The theologian must learn how to speak from the margins. This person’s identity is decisively rooted in the Lord, the one who was crucified outside the city, the place of power and recognition. But words uttered from the sidelines – a marginalized voice – doesn’t mean that these words are weak and empty. Such words tend to be prophetic and anointed, baptized in the suffering and resurrection power of Jesus (“If anyone speaks, they should do so as one who speaks the very words of God.” 1 Peter 4:11a).
The theologian’s effectiveness does not depend on his proximity to those words which are celebrated by the elite and respected, but rather by their closeness to the cruciformed pattern.
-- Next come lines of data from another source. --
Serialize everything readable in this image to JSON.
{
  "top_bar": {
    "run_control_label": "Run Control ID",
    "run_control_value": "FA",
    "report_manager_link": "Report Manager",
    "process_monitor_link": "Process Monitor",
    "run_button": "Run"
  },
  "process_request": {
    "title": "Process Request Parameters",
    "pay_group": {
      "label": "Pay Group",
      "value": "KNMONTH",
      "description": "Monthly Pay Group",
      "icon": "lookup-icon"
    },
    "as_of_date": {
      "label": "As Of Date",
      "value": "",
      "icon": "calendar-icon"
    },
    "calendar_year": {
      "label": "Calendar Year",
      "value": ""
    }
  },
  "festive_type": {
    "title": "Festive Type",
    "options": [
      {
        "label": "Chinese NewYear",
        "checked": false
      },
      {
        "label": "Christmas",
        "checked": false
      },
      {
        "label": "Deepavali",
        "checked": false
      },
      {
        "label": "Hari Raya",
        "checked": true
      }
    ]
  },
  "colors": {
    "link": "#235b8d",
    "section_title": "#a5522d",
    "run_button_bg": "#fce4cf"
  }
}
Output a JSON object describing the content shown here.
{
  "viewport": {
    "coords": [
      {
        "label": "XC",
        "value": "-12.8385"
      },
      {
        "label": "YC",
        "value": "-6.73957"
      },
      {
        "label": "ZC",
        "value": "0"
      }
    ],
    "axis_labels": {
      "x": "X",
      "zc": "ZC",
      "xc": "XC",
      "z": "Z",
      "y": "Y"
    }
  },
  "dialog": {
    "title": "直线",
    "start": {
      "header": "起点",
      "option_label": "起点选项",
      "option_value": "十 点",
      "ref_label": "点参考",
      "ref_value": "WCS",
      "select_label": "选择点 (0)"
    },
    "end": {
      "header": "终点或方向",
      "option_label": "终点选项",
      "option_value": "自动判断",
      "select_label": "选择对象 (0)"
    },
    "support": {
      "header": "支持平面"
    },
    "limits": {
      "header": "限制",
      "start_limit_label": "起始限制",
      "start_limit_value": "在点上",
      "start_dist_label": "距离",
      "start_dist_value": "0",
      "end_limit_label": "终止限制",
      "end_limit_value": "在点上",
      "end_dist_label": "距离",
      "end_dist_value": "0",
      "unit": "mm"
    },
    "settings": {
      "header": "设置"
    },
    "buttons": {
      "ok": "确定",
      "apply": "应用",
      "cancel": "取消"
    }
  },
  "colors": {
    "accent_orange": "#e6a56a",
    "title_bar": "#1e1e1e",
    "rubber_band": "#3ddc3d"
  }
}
Thus, the theologian – the one who’s identity is authentically baptismal – who hopes to be celebrated by the world, recognized as a pleasing presence, will have those hopes utterly dashed.
An eschatological hope could never find a comforting embrace from those who’s lives are threatened by this very hope!
In addition, the theologian’s words, precisely because they tend towards the prophetic, may not even be received with joy in the Church of Christ Jesus.
In this way the theologian finds himself truly forsaken. Sometimes this forsakenness can culminate in the acute pain of the existential forsakenness of God on the cross: “My God, my God why have you forsaken men.” Here the theologian must learn how to hang on the cross and experience an existential atheism while remaining faithful to the God that is above experience.
God is good, even when we don’t sense that. God is great, even when evidence speaks to the contrary. And the theologian is called not only to speak such a word in that space, but to flesh it out in his baptismal call; that is, as a Christian, along with the faithful.